« Attaques » d’orques vers Gibraltar : une panique sans consensus scientifique

Les scientifiques interrogés ne croient pas à une attaque délibérée des orques contre les humains. - Unsplash / Dick Martin
Les scientifiques interrogés ne croient pas à une attaque délibérée des orques contre les humains. - Unsplash / Dick Martin
Les orques sont-elles en train de fomenter un vaste complot pour couler les bateaux au sud-ouest des côtes espagnoles et au large du Portugal ? C’est en tout cas ce que laissent croire certains articles publiés ces derniers jours à propos « d’attaques » de navires par ces cétacés. L’affaire n’est pas nouvelle. Depuis 2020, le site orca iberica recense les « interactions » entre ces cétacés et les bateaux, nombreuses à l’ouest du détroit de Gibraltar.
Mais l’histoire a refait surface le 24 mai lorsque le bateau du skipper français Sébastien Destremau a été chahuté par des orques pendant une heure non loin des côtes de Cadix, au sud-ouest de l’Espagne. « C’est un gros bateau, de 15 mètres, 15 tonnes et ils jouaient avec, comme avec une coquille de noix ! » a-t-il déclaré à France 3.
Les « nouvelles dents de la mer » ?
Depuis, les articles ont fleuri avec un ton angoissant : « Un gang d’orques sème la terreur en Méditerranée [la localisation est fausse, il s’agit de l’Atlantique] en fonçant sur les bateaux pour les couler », titre le site DH sports. Le journal L’Indépendant parle d’attaques « d’une violence inouïe » ainsi que de « vengeance et imitation ». Libération commence son article en parlant « des nouvelles dents de la mer ». Konbini surenchérit, expliquant que « l’apaisement de la région est désormais entre les mains [sic] de la terrifiante White Gladis ».
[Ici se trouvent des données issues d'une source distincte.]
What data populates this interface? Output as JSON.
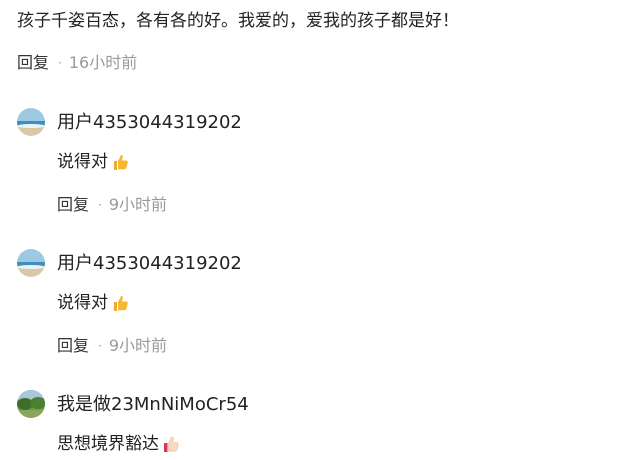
{
  "top_comment": {
    "text": "孩子千姿百态，各有各的好。我爱的，爱我的孩子都是好！",
    "reply_label": "回复",
    "separator": "·",
    "time": "16小时前"
  },
  "replies": [
    {
      "username": "用户4353044319202",
      "text": "说得对",
      "emoji": "thumbs-up-icon",
      "reply_label": "回复",
      "separator": "·",
      "time": "9小时前"
    },
    {
      "username": "用户4353044319202",
      "text": "说得对",
      "emoji": "thumbs-up-icon",
      "reply_label": "回复",
      "separator": "·",
      "time": "9小时前"
    },
    {
      "username": "我是做23MnNiMoCr54",
      "text": "思想境界豁达",
      "emoji": "thumbs-up-icon"
    }
  ],
  "colors": {
    "text": "#222222",
    "muted": "#9a9a9a",
    "emoji_yellow": "#f5b82e"
  }
}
Gladis, c’est le nom de l’orque qui aurait été blessée à la suite d’une collision avec une embarcation. Depuis, elle apprendrait aux autres orques à chahuter les navires. Dès lors, les journalistes s’interrogent : pourquoi s’en prennent-elles aux bateaux ? Cherchent-elles à se venger ? Tentent-elles de récupérer leur territoire, en proie à la surpêche et à la pollution sonore ?
Aucun consensus scientifique
Il n’existe aujourd’hui aucun consensus scientifique sur le sujet comme l’expliquait déjà Reporterre en décembre dernier. « Ce serait beau, une révolte des espèces non humaines, quand on voit à quelle vitesse on les dégomme sans aucun remords. Mais je n’y crois pas trop », dit le professeur en bioacoustique et spécialiste des cétacés Olivier Adam.
« Ils n’ont rien contre les humains, en revanche, les bateaux sont soit source d’amusement, ou alors il y a eu un accident, et depuis ce jour les orques s’en prennent aux bateaux », explique François Sarano, biologiste marin à FranceInfo.
Cétacés en danger
Les cétacés ne sont donc pas rancuniers, contrairement à ce que nos tendances anthropomorphiques voudraient nous faire croire. Aucune attaque mortelle d’orque en milieu sauvage n’a d’ailleurs jamais été recensée.
En revanche ces articles anxiogènes pourraient avoir des conséquences désastreuses sur leurs vies. Les marins, paniqués à l’idée d’une éventuelle rencontre avec une bande d’orques, s’équipent désormais d’explosifs extrêmement puissants qui pourraient blesser l’ouïe des animaux. « C’est grâce à l’écholocalisation qu’ils se déplacent et communiquent. Si l’on endommage leur ouïe, ils sont perdus », expliquait à Reporterre Paula Méndez Fernandez.
Les orques de cette région de l’Atlantique sont classées comme une espèce en danger critique d’extinction.